March 7, 2013

The Real Reason Wall Street Always Escapes Criminal Charges? The Justice Dept Fears The Aftermath

The notion of too big to jail just got very serious as the nation’s chief attorney agreed with the idea that financial institutions are too large to prosecute.
US Attorney General Eric Holder testified before the  Senate Judiciary Committee on Capitol Hill today, and discussed the lack of criminal cases against financial institutions in the aftermath of the financial crisis.
That’s been a point of irritation and frustration for many in Washington and across the country who feel big banks that were partially responsible for the credit and housing bubble yet went unpunished. Instead, they were given billions in federal bailout money because they were deemed too big to fail.

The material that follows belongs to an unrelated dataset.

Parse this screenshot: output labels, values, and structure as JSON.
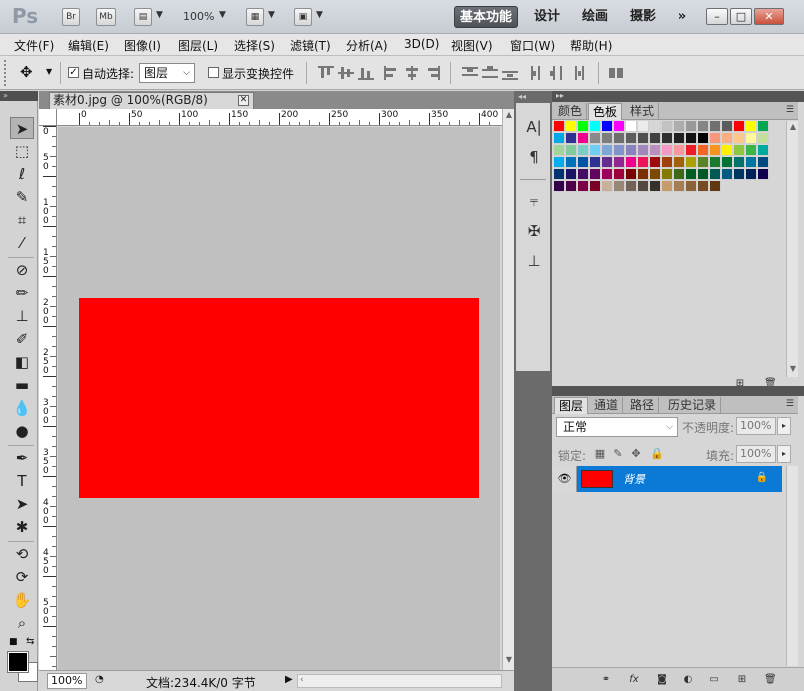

And now while their stocks recover the rest of the economy is barely trudging along.
Holder’s remarks today may add fuel to that fire.
“I am concerned that the size of some of these institutions becomes so large that it does become difficult for us to prosecute them when we are hit with indications that if you do prosecute, if you do bring a criminal charge, it will have a negative impact on the national economy, perhaps even the world economy,” he said. “And I think that is a function of the fact that some of these institutions have become too large.”
In other words, too big to fail has morphed into something more perverse. Not only are big banks bigger than they were during the financial crisis but now the Department of Justice fears bringing criminal charges against them because of the possible repercussions such proceedings would have on the greater economy.
That’s not the first time we’ve heard about the Justice Department’s hesitation to prosecute big financial institutions. Most recently when going after UBS for its role in the global Libor scandal theWall Street Journal reported that officials at the DoJ were “heartened by the lack of a negative reaction in the markets and among regulators around the world to UBS‘s guilty plea. Before the settlement deal, some officials had worried it could destabilize the bank.”
That’s a very scary, very ugly way to run the country. Not only are financial institutions operating under the notion of too big to fail but now there’s room for them to behave as negiligently as possible without fear of a criminal case from the federal government.
It’s no wonder then that big banks hate the idea of breaking up. Just about every big bank CEO that has publically pushed back on the idea of breaking up their bohemoth institutions. Here are some of their reactions to the idea:
  1. Morgan Stanley CEO, James Gorman: “This is a knee-jerk discussion that’s been going on. We need to just calm down, let this play out with the new regulation, the new capital rules, and at that point then figure out which businesses to accelerate, and which businesses to slow down.”
  2. Bank of America CEO Brian Moynihan: The universal banking model is the “most important” model there is because it gives consumers access to global information, capital markets, investment advice and basic banking all in one place. “We can’t be competitive if we can’t provide all those services to our consumers,” he notes.
  3. JPMorgan Chase CEO, Jamie Dimon: “There are huge benefits to size. We bank Caterpillar in like 40 countries. We can do a $20 billion bridge loan overnight for a company that’s about to do a major acquisition. Size lets us build a $500 million data center that speeds up transactions and invest billions of dollars in products like ATMs and apps that allow your iPhone to deposit checks. We move $2 trillion a day, and you can see it by account, by company. These aren’t, like, little things. And they accrue to the customer. That’s what capitalism is.”
  4. Former Citi CEO, Vikram Pandit: “[Citicorp is] a tried and proven strategy. Why did it work? Because it was a strategy based upon operating the business and serving clients and not a strategy based on dealmaking. That’s the fundamental difference.”
It pays to be big and it also keeps you out of court.